Birchmeier W, Singer S J
J Cell Biol. 1977 Jun;73(3):647-59. doi: 10.1083/jcb.73.3.647.
In the preceding paper (Sheetz, M. and S.J. Singer. 1977. J Cell Biol. 73:638-646) it was shown that erythrocyte ghosts undergo pronounced shape changes in the presence of mg-ATP. The biochemical effects of the action of ATP are herein examined. The biochemical effects of the action of ATP are herein examined. Phosphorylation by ATP of spectrin component 2 of the erythrocyte membrane is known to occur. We have shown that it is only membrane protein that is significantly phosphorylated under the conditions where the shape changes are produced. The extent of this phosphorylation rises with increasing ATP concentration, reaching nearly 1 mol phosphoryle group per mole of component 2 at 8mM ATP. Most of this phosphorylation appears to occur at a single site on the protein molecule, according to cyanogen bromide peptide cleavage experiments. The degree of phosphorylation of component 2 is apparently also regulated by a membrane-bound protein phosphatase. This activity can be demonstrated in erythrocyte ghosts prepared from intact cells prelabeled with [(32)P]phosphate. In addition to the phosphorylation of component 2, some phosphorylation of lipids, mainly of phosphatidylinositol, is also known to occur. The ghost shape changes are, however, shown to be correlated with the degree of phosphorylation of component 2. In such experiment, the incorporation of exogenous phosphatases into ghosts reversed the shape changes produced by ATP, or by the membrane-intercalating drug chlorpromazine. The results obtained in this and the preceding paper are consistent with the proposal that the erythrocyte membrane possesses kinase and phosphates activities which produce phosphorylation and dephosphorylation of a specific site on spectrin component 2 molecules; the steady-state level of this phosphorylation regulates the structural state of the spectrin complex on the cytoplasmic surface of the membrane, which in turn exerts an important control on the shape of the cell.

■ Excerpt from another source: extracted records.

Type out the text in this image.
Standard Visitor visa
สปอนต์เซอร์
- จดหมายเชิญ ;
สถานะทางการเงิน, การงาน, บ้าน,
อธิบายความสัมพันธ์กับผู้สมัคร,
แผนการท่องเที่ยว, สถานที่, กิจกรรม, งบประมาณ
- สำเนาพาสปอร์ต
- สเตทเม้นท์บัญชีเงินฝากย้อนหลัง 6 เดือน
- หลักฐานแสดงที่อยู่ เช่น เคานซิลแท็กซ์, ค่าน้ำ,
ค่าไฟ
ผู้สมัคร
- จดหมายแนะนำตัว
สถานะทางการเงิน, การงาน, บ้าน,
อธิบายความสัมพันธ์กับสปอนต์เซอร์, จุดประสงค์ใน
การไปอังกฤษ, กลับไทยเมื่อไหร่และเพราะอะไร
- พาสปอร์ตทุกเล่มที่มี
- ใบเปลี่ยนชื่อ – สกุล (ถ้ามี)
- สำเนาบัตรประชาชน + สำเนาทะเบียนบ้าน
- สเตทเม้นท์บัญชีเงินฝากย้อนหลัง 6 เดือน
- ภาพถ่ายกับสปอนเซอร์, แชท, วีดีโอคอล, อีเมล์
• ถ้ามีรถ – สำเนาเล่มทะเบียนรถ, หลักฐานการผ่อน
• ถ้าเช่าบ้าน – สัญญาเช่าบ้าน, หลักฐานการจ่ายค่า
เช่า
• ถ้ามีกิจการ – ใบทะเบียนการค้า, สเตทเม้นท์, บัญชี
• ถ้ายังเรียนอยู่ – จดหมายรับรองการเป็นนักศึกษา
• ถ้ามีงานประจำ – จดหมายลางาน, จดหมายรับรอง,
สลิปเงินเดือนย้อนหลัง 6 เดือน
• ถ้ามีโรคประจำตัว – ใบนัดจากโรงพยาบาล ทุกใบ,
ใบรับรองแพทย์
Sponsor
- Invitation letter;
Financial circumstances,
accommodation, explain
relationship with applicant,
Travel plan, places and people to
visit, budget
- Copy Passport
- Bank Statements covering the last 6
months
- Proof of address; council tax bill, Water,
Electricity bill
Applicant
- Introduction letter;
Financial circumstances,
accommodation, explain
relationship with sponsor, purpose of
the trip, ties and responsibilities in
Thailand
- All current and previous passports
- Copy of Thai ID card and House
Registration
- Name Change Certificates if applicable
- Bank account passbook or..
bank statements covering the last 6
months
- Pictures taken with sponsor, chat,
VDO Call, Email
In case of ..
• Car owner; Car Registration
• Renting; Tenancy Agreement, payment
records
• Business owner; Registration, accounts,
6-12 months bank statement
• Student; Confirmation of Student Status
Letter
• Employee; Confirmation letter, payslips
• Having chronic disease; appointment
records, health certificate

在前一篇论文中(Sheetz, M. 和 S.J. Singer. 1977. 《细胞生物学杂志》73:638 - 646)已表明,红细胞血影在Mg - ATP存在的情况下会发生显著的形状变化。本文研究了ATP作用的生化效应。已知红细胞膜的血影蛋白成分2会被ATP磷酸化。我们已表明,在产生形状变化的条件下,只有膜蛋白会被显著磷酸化。这种磷酸化程度随ATP浓度增加而升高,在8mM ATP时,每摩尔成分2接近1摩尔磷酸基团。根据溴化氰肽裂解实验,这种磷酸化大部分似乎发生在蛋白质分子的单个位点上。成分2的磷酸化程度显然也受一种膜结合蛋白磷酸酶的调节。在用[(32)P]磷酸盐预标记的完整细胞制备的红细胞血影中可证明这种活性。除了成分2的磷酸化外,还已知一些脂质(主要是磷脂酰肌醇)也会发生磷酸化。然而,血影形状变化与成分2的磷酸化程度相关。在这样的实验中,将外源磷酸酶掺入血影可逆转由ATP或膜嵌入药物氯丙嗪产生的形状变化。在本文和前一篇论文中获得的结果与以下观点一致:红细胞膜具有激酶和磷酸酶活性,它们使血影蛋白成分2分子上的特定位点发生磷酸化和去磷酸化;这种磷酸化的稳态水平调节膜细胞质表面血影蛋白复合物的结构状态,进而对细胞形状施加重要控制。